Comment by throwitaway1123

Comment by throwitaway1123 3 days ago

8 replies

Using a list combined with the walrus operator is a clever hack, but it's nice to not be limited to expressions. In JS you can define the equivalent of a multi-line lambda function with any number of statements (which is helpful when you're passing a function as a callback e.g. in a React hook).

skeledrew 2 days ago

It may be nice in the moment, but there's usually regret a few weeks/months down the line when trying to read that code, or angst for the next developer. There isn't that much more effort to just create a normal def to hold that increase in complexity suggested by the need for multiple statements. That's why functions were invented in the first place.

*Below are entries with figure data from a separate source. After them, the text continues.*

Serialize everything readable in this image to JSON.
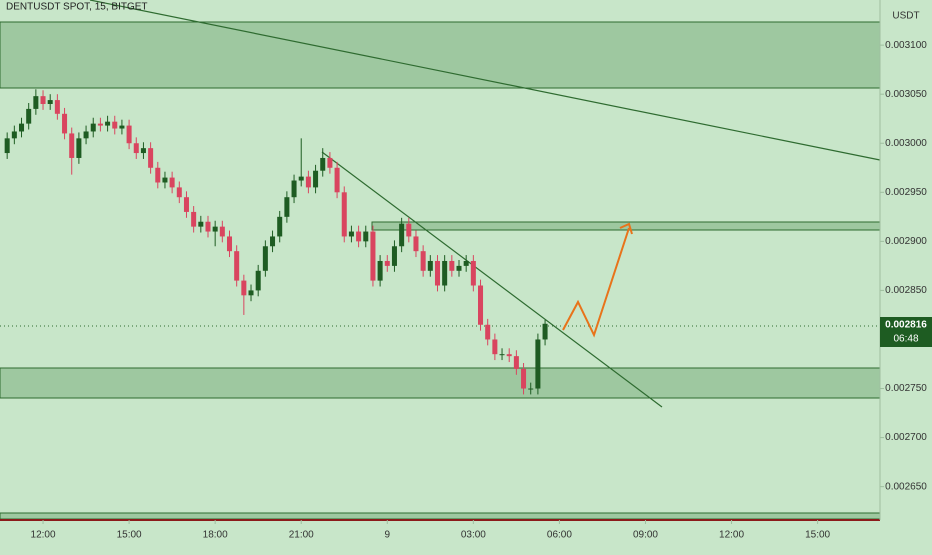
{
  "chart_data": {
    "type": "candlestick",
    "title": "DENTUSDT SPOT, 15, BITGET",
    "y_unit": "USDT",
    "last_price_label": "0.002816",
    "countdown": "06:48",
    "up_color": "#1e5c22",
    "down_color": "#d9455f",
    "xlim": [
      -6,
      116.7
    ],
    "xticks": [
      {
        "value": 0,
        "label": "12:00"
      },
      {
        "value": 12,
        "label": "15:00"
      },
      {
        "value": 24,
        "label": "18:00"
      },
      {
        "value": 36,
        "label": "21:00"
      },
      {
        "value": 48,
        "label": "9"
      },
      {
        "value": 60,
        "label": "03:00"
      },
      {
        "value": 72,
        "label": "06:00"
      },
      {
        "value": 84,
        "label": "09:00"
      },
      {
        "value": 96,
        "label": "12:00"
      },
      {
        "value": 108,
        "label": "15:00"
      }
    ],
    "ylim": [
      0.002616,
      0.003146
    ],
    "yticks": [
      {
        "value": 0.00265,
        "label": "0.002650"
      },
      {
        "value": 0.0027,
        "label": "0.002700"
      },
      {
        "value": 0.00275,
        "label": "0.002750"
      },
      {
        "value": 0.0028,
        "label": "0.002800"
      },
      {
        "value": 0.00285,
        "label": "0.002850"
      },
      {
        "value": 0.0029,
        "label": "0.002900"
      },
      {
        "value": 0.00295,
        "label": "0.002950"
      },
      {
        "value": 0.003,
        "label": "0.003000"
      },
      {
        "value": 0.00305,
        "label": "0.003050"
      },
      {
        "value": 0.0031,
        "label": "0.003100"
      }
    ],
    "x": [
      -5,
      -4,
      -3,
      -2,
      -1,
      0,
      1,
      2,
      3,
      4,
      5,
      6,
      7,
      8,
      9,
      10,
      11,
      12,
      13,
      14,
      15,
      16,
      17,
      18,
      19,
      20,
      21,
      22,
      23,
      24,
      25,
      26,
      27,
      28,
      29,
      30,
      31,
      32,
      33,
      34,
      35,
      36,
      37,
      38,
      39,
      40,
      41,
      42,
      43,
      44,
      45,
      46,
      47,
      48,
      49,
      50,
      51,
      52,
      53,
      54,
      55,
      56,
      57,
      58,
      59,
      60,
      61,
      62,
      63,
      64,
      65,
      66,
      67,
      68,
      69,
      70
    ],
    "open": [
      0.00299,
      0.003005,
      0.003012,
      0.00302,
      0.003035,
      0.003048,
      0.00304,
      0.003044,
      0.00303,
      0.00301,
      0.002985,
      0.003005,
      0.003012,
      0.00302,
      0.003018,
      0.003022,
      0.003015,
      0.003018,
      0.003,
      0.00299,
      0.002995,
      0.002975,
      0.00296,
      0.002965,
      0.002955,
      0.002945,
      0.00293,
      0.002915,
      0.00292,
      0.00291,
      0.002915,
      0.002905,
      0.00289,
      0.00286,
      0.002845,
      0.00285,
      0.00287,
      0.002895,
      0.002905,
      0.002925,
      0.002945,
      0.002962,
      0.002966,
      0.002955,
      0.002972,
      0.002985,
      0.002975,
      0.00295,
      0.002905,
      0.00291,
      0.0029,
      0.00291,
      0.00286,
      0.00288,
      0.002875,
      0.002895,
      0.002918,
      0.002905,
      0.00289,
      0.00287,
      0.00288,
      0.002855,
      0.00288,
      0.00287,
      0.002875,
      0.00288,
      0.002855,
      0.002815,
      0.0028,
      0.002785,
      0.002785,
      0.002783,
      0.00277,
      0.00275,
      0.00275,
      0.0028
    ],
    "high": [
      0.003011,
      0.003018,
      0.003026,
      0.003041,
      0.003055,
      0.003054,
      0.00305,
      0.00305,
      0.003036,
      0.003016,
      0.003011,
      0.003018,
      0.003026,
      0.003026,
      0.003028,
      0.003028,
      0.003024,
      0.003024,
      0.003006,
      0.003001,
      0.003001,
      0.002981,
      0.002971,
      0.002971,
      0.002961,
      0.002951,
      0.002936,
      0.002926,
      0.002926,
      0.002921,
      0.002921,
      0.002911,
      0.002896,
      0.002866,
      0.002856,
      0.002876,
      0.002901,
      0.002911,
      0.002931,
      0.002951,
      0.002968,
      0.003005,
      0.002972,
      0.002978,
      0.002995,
      0.002991,
      0.002981,
      0.002956,
      0.002916,
      0.002916,
      0.002916,
      0.002916,
      0.002886,
      0.002886,
      0.002901,
      0.002924,
      0.002924,
      0.002911,
      0.002896,
      0.002886,
      0.002886,
      0.002886,
      0.002886,
      0.002881,
      0.002886,
      0.002886,
      0.002861,
      0.002821,
      0.002806,
      0.002791,
      0.002791,
      0.002789,
      0.002776,
      0.002756,
      0.002806,
      0.00282
    ],
    "low": [
      0.002984,
      0.002999,
      0.003006,
      0.003014,
      0.003029,
      0.003034,
      0.003034,
      0.003024,
      0.003004,
      0.002968,
      0.002979,
      0.002999,
      0.003006,
      0.003012,
      0.003012,
      0.003009,
      0.003009,
      0.002994,
      0.002984,
      0.002984,
      0.002969,
      0.002954,
      0.002954,
      0.002949,
      0.002939,
      0.002924,
      0.002909,
      0.002909,
      0.002904,
      0.002895,
      0.002899,
      0.002884,
      0.002854,
      0.002825,
      0.002839,
      0.002844,
      0.002864,
      0.002889,
      0.002899,
      0.002919,
      0.002939,
      0.002956,
      0.002949,
      0.002949,
      0.002966,
      0.002969,
      0.002944,
      0.002899,
      0.002899,
      0.002894,
      0.002894,
      0.002854,
      0.002854,
      0.002869,
      0.002869,
      0.002889,
      0.002899,
      0.002884,
      0.002864,
      0.002864,
      0.002849,
      0.002849,
      0.002864,
      0.002864,
      0.002869,
      0.002849,
      0.002809,
      0.002794,
      0.002779,
      0.002779,
      0.002777,
      0.002764,
      0.002744,
      0.002744,
      0.002744,
      0.002794
    ],
    "close": [
      0.003005,
      0.003012,
      0.00302,
      0.003035,
      0.003048,
      0.00304,
      0.003044,
      0.00303,
      0.00301,
      0.002985,
      0.003005,
      0.003012,
      0.00302,
      0.003018,
      0.003022,
      0.003015,
      0.003018,
      0.003,
      0.00299,
      0.002995,
      0.002975,
      0.00296,
      0.002965,
      0.002955,
      0.002945,
      0.00293,
      0.002915,
      0.00292,
      0.00291,
      0.002915,
      0.002905,
      0.00289,
      0.00286,
      0.002845,
      0.00285,
      0.00287,
      0.002895,
      0.002905,
      0.002925,
      0.002945,
      0.002962,
      0.002966,
      0.002955,
      0.002972,
      0.002985,
      0.002975,
      0.00295,
      0.002905,
      0.00291,
      0.0029,
      0.00291,
      0.00286,
      0.00288,
      0.002875,
      0.002895,
      0.002918,
      0.002905,
      0.00289,
      0.00287,
      0.00288,
      0.002855,
      0.00288,
      0.00287,
      0.002875,
      0.00288,
      0.002855,
      0.002815,
      0.0028,
      0.002785,
      0.002785,
      0.002783,
      0.00277,
      0.00275,
      0.00275,
      0.0028,
      0.002816
    ]
  }
}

  • throwitaway1123 2 days ago

    If a callback function gets really unwieldy then you should probably extract it from the call site and define it elsewhere, but that should happen because you decided to, not because the language's limitations coerced you into doing it. The lambda restrictions in Python are probably due to the complexities of parsing indentation based languages, and the clean code argument is just a helpful rationalization. I've never woken up in angst over the fact that I wrote a callback function with two statements in it.

    • skeledrew 2 days ago

      There may be a few restrictions due to complexity, but lambdas isn't one. This is about decent and sane design choice[0] for readability.

      [0] https://www.artima.com/weblogs/viewpost.jsp?thread=147358

      • throwitaway1123 2 days ago

        From the blog post you linked: "But the complexity of any proposed solution for this puzzle is immense, to me: it requires the parser (or more precisely, the lexer) to be able to switch back and forth between indent-sensitive and indent-insensitive modes, keeping a stack of previous modes and indentation level."

        He's saying exactly what I said: that parsing (or more precisely lexing) makes the problem complex, because Python uses indentation semantically. He then rationalizes avoiding the implementation complexity with a gut feeling: "But none of that takes away my gut feeling".